A sus 31 años, el volante tiene claro que las oportunidades para ir al exterior se reducen y, por lo tanto, cuando se presentan alternativas es imposible no sentirse tentado, pese a su deseo de estar en la Selección y vivir el centenario de los erizos.

“Lo he estado pensando en estas últimas dos semanas. Es claro que el 31 de enero se cierra la posibilidad en Europa, pero quedarán abiertos algunos otros países en los que se tienen chances. Estamos pensándola bien, obviamente estoy muy contento en la Liga, está el tema del centenario y también lo de la Selección, que estaba esperando un llamado. Hay que ganarse las cosas, pero todavía tengo unos días para pensarlo y esperar que todo se aclare”, manifestó el contención.

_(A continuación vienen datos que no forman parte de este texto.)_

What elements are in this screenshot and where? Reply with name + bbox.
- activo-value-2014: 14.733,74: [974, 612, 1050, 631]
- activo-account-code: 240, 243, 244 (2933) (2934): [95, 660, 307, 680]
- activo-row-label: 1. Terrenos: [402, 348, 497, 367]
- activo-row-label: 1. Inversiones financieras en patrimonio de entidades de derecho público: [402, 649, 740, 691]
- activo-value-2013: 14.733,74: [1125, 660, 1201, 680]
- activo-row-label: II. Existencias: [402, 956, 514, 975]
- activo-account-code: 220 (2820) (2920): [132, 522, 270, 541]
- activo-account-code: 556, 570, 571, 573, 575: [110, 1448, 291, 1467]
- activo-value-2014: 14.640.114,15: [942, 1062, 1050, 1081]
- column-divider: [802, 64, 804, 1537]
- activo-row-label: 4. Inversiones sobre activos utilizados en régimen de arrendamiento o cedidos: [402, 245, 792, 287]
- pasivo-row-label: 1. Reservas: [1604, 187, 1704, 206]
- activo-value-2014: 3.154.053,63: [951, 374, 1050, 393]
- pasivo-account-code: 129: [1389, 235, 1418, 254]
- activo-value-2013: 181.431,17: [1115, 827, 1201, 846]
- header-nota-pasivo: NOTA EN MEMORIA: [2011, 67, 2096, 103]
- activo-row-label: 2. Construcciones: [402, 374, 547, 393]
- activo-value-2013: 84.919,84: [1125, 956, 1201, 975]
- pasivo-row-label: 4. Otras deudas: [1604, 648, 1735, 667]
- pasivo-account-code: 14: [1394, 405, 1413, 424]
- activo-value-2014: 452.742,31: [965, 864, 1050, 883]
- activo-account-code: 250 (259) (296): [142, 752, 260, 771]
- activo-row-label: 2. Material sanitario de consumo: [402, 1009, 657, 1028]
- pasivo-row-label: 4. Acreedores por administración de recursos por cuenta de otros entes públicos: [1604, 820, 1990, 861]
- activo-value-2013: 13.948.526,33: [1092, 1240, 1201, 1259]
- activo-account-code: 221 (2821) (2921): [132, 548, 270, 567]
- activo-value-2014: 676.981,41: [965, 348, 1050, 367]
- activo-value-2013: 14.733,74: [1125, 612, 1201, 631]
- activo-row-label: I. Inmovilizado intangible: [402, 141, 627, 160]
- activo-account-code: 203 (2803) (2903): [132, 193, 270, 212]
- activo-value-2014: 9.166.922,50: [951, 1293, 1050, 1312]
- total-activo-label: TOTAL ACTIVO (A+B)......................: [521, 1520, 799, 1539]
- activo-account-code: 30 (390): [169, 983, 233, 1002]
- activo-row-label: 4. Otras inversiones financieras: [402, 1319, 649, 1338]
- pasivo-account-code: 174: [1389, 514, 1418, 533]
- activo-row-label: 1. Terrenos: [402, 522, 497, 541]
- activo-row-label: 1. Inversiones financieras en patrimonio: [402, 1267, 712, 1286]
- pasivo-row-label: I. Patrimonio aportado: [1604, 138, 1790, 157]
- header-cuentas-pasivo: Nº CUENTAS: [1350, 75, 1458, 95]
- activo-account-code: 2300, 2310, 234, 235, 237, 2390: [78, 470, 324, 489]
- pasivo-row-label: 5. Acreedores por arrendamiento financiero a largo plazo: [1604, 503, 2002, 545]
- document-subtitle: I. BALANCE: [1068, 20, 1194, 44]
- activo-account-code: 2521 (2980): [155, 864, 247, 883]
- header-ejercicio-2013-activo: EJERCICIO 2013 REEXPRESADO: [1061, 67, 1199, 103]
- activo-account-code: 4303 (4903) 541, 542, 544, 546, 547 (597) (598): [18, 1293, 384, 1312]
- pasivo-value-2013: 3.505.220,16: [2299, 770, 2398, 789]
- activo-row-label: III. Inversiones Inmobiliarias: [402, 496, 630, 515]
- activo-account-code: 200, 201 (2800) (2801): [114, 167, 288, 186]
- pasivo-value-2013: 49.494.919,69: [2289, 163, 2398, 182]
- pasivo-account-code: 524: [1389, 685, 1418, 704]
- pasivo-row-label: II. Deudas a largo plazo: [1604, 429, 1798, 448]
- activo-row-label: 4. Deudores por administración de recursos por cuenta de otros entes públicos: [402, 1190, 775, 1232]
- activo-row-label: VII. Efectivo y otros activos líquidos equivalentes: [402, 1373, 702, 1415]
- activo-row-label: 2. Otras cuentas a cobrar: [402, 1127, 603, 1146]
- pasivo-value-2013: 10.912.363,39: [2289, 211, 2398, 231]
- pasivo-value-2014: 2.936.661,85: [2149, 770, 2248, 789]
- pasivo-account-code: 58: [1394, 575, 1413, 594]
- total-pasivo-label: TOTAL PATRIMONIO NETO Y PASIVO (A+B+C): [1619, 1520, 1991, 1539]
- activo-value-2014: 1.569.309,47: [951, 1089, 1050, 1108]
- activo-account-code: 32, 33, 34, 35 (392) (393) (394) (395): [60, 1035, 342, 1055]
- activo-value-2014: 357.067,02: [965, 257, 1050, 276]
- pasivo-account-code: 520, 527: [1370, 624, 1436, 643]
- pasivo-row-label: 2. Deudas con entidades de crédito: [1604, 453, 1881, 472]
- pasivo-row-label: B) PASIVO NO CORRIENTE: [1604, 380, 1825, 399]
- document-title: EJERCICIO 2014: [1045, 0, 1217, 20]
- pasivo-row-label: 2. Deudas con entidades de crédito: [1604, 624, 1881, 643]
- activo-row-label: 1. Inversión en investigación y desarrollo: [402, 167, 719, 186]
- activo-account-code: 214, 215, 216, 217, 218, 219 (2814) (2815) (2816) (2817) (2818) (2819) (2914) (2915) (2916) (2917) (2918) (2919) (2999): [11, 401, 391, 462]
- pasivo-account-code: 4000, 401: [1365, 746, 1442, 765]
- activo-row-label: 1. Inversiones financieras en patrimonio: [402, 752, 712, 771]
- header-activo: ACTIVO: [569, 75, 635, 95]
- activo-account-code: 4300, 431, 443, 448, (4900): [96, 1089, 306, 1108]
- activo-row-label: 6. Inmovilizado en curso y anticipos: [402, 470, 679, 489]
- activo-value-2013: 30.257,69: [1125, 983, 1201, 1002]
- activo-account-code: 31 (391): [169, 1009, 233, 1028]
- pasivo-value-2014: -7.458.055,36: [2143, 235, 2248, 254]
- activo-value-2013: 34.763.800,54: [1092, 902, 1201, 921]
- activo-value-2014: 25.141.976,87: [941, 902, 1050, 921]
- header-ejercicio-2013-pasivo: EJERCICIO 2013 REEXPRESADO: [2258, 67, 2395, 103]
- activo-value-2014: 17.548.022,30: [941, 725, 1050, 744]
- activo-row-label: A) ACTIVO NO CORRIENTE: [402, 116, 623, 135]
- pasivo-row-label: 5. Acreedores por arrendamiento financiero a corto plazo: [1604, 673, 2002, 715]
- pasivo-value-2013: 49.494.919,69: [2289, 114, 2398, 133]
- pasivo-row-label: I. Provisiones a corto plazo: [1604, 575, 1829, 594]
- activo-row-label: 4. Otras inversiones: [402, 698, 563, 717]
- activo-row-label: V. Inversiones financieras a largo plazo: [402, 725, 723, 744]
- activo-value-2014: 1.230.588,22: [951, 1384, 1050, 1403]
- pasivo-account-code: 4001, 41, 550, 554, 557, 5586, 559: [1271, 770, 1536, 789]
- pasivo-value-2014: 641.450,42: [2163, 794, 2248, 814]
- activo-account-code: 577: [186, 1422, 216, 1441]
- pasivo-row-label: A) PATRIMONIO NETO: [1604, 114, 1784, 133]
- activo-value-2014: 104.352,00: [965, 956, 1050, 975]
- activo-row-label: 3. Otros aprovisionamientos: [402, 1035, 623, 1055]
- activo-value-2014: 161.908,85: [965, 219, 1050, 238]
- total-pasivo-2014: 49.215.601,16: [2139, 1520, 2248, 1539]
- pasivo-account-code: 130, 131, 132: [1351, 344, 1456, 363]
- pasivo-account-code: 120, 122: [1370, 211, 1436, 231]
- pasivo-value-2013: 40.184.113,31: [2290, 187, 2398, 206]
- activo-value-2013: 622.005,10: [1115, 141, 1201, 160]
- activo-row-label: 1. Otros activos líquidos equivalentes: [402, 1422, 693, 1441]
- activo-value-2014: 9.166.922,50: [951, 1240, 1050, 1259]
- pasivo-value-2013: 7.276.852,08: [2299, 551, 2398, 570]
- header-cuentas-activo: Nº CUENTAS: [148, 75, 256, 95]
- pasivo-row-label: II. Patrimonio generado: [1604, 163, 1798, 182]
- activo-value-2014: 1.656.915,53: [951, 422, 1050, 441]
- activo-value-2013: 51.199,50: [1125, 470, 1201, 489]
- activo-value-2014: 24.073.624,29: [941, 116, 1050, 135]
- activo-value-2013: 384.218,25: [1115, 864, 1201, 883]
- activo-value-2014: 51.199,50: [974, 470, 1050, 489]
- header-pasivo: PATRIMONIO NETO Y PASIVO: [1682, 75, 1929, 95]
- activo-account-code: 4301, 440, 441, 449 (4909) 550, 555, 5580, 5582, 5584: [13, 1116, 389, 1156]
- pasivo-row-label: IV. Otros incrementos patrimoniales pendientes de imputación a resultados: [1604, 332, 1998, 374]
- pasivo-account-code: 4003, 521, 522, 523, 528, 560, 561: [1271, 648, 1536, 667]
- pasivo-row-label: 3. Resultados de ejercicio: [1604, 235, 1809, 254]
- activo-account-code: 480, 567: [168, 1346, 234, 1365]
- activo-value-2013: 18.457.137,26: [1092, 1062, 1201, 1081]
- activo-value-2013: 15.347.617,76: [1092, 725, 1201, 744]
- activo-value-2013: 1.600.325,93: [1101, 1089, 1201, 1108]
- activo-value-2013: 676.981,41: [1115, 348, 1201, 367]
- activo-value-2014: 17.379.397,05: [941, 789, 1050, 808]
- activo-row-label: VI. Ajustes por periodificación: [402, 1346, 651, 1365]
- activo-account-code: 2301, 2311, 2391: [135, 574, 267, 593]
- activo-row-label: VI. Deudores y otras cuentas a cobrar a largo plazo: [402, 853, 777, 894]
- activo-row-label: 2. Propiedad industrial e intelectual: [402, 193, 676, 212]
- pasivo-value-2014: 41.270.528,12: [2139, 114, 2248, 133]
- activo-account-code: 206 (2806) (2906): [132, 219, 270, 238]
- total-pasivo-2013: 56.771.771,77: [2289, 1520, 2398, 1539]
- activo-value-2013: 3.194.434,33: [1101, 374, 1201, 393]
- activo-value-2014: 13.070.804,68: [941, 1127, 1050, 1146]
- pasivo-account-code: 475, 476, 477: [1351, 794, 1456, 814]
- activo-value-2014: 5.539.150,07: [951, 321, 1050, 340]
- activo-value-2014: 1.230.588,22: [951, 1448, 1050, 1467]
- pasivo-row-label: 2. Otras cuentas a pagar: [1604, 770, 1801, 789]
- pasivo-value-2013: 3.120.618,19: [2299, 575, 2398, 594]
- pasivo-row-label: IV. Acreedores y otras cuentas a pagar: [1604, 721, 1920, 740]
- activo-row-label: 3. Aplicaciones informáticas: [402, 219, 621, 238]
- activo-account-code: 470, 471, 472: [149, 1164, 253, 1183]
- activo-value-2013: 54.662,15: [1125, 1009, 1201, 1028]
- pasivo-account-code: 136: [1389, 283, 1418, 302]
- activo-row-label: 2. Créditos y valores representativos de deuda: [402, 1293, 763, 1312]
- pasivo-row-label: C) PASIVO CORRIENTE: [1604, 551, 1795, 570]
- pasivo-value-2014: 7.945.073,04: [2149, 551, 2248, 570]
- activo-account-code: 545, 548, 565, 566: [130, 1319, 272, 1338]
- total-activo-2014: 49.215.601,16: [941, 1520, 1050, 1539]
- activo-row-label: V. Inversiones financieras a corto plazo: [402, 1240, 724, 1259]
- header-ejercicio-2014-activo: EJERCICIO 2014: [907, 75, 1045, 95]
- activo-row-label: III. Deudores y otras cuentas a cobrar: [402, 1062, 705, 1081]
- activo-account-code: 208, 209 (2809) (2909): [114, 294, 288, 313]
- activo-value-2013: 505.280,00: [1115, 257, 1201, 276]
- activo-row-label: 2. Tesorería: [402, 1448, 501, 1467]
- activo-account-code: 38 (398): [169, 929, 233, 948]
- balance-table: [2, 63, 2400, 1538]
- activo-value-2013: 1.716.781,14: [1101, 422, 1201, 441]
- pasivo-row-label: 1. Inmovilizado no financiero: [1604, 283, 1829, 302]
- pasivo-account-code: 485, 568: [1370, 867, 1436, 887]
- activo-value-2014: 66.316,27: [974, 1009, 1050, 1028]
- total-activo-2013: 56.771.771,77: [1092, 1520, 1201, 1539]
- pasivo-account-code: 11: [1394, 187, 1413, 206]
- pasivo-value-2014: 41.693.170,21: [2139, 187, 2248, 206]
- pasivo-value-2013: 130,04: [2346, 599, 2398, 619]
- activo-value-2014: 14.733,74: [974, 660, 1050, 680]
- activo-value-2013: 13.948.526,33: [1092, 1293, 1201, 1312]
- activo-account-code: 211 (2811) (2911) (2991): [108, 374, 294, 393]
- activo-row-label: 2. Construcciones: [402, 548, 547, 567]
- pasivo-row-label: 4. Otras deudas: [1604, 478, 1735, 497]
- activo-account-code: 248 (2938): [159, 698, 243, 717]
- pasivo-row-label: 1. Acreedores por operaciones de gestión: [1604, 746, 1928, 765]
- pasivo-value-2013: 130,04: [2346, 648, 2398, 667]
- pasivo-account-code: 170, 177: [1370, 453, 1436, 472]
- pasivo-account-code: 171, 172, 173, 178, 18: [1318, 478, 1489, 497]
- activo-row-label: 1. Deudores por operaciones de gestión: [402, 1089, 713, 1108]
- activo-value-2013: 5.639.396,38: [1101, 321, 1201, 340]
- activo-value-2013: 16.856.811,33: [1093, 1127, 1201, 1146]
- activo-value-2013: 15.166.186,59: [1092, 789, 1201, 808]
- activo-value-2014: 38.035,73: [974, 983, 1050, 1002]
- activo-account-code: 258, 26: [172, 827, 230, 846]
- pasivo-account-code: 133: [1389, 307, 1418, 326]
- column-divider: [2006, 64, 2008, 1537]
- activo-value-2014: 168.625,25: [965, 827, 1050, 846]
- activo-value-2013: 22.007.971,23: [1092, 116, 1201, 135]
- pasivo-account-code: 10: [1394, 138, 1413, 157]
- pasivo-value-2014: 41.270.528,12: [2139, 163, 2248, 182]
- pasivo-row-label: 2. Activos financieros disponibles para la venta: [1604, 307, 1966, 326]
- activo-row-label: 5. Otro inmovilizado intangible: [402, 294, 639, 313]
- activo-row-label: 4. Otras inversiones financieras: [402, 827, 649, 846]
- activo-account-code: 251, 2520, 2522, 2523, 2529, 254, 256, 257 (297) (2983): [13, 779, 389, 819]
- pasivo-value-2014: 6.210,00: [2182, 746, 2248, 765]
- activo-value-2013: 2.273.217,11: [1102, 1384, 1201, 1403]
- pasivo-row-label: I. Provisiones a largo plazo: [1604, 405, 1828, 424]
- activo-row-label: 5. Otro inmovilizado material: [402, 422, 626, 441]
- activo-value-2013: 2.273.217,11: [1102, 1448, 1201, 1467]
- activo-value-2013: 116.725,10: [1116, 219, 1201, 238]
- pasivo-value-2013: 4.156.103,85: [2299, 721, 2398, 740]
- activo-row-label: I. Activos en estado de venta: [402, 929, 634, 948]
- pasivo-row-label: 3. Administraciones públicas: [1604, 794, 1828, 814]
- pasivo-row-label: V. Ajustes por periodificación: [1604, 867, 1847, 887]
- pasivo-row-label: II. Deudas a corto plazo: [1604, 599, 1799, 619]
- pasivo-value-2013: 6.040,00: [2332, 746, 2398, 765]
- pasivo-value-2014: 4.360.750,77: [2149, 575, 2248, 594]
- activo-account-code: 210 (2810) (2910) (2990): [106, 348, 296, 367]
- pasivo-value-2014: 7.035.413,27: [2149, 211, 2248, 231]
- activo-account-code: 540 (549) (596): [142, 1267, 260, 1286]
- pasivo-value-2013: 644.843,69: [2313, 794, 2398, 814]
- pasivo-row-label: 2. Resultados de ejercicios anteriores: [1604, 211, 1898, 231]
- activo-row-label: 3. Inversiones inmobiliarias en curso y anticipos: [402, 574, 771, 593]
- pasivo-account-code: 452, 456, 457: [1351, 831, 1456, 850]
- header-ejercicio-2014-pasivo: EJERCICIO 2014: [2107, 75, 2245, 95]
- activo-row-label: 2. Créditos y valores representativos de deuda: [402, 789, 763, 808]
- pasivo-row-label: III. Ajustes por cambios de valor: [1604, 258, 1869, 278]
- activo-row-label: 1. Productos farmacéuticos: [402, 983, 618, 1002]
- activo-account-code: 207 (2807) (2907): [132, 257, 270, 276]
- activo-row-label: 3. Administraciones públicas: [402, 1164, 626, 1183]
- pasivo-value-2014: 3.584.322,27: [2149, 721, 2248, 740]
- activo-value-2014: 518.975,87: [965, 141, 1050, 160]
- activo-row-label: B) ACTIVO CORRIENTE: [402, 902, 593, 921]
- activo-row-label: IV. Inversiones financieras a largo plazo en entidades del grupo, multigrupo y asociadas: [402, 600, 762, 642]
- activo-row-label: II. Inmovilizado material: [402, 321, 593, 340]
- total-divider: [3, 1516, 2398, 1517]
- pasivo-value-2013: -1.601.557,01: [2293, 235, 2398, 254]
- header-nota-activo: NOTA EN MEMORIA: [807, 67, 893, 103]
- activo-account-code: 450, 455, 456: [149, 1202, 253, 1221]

Este fue el primer entrenamiento de Gustavo Matosas a cargo de la Selección Nacional. Fotografía: Graciela Solis
Este fue el primer entrenamiento de Gustavo Matosas a cargo de la Selección Nacional. Fotografía: Graciela Solis

Cubero es uno de los llamado por Gustavo Matosas para el fogueo ante Estados Unidos, lo que lo ilusiona y lo impulsa a seguir en el país. Incluso, tras quedar fuera del Mundial de Rusia 2018 formó parte de la última gira de la Selección por Suramérica, triunfo ante Chile (3-2) y ante Perú (3-2).

Eso sí, la mentalidad del futbolista ha cambiado y no quiere dejar pasar una buena oportunidad fuera de Costa Rica, para mantenerse en el radar de la Sele, tal y como sucedió antes.

“En algún momento de la vida deportiva hay que pensar en el futuro. Tampoco soy un jugador que se puede dar un poco más de chance. El tema de la Selección siempre ha sido muy importante, en años anteriores he dejado ir algunas cosas por el tema del Mundial del 2014. En el 2012 y 2013 también tuve para salir y me esperé porque el Mundial es muy bonito, pero también el futuro y la estabilidad lo ponen a pensar”, recalcó.

José Miguel no fue una de las cartas que barajó Óscar Ramírez durante su era en el banquillo de la Nacional. Estar en la Selección luego de Brasil 2014 fue un verdadero reto para el mediocampista. Sin embargo, luego de fichar con Alajuelense retomó protagonismo y Rónald González lo citó durante su interinato.

Pese a que es uno de los más experimentados con la camiseta de la Tricolor, se siente igual de ilusionado en el inicio de Matosas y apunta a llenarle el ojo para lo que viene.

“Las aspiraciones son las máximas, ya sé lo que es estar en procesos de Selección. Me gusta estar acá y bueno, para esto hay que hacer las cosas bien en las prácticas y en el club. Es un llamado más y hay que aprovecharlo. Hay que sacarle el máximo a cada entrenamiento, porque no hay mucho tiempo y después hay que esperar dos o tres meses para uno nuevo fogueo”, finalizó.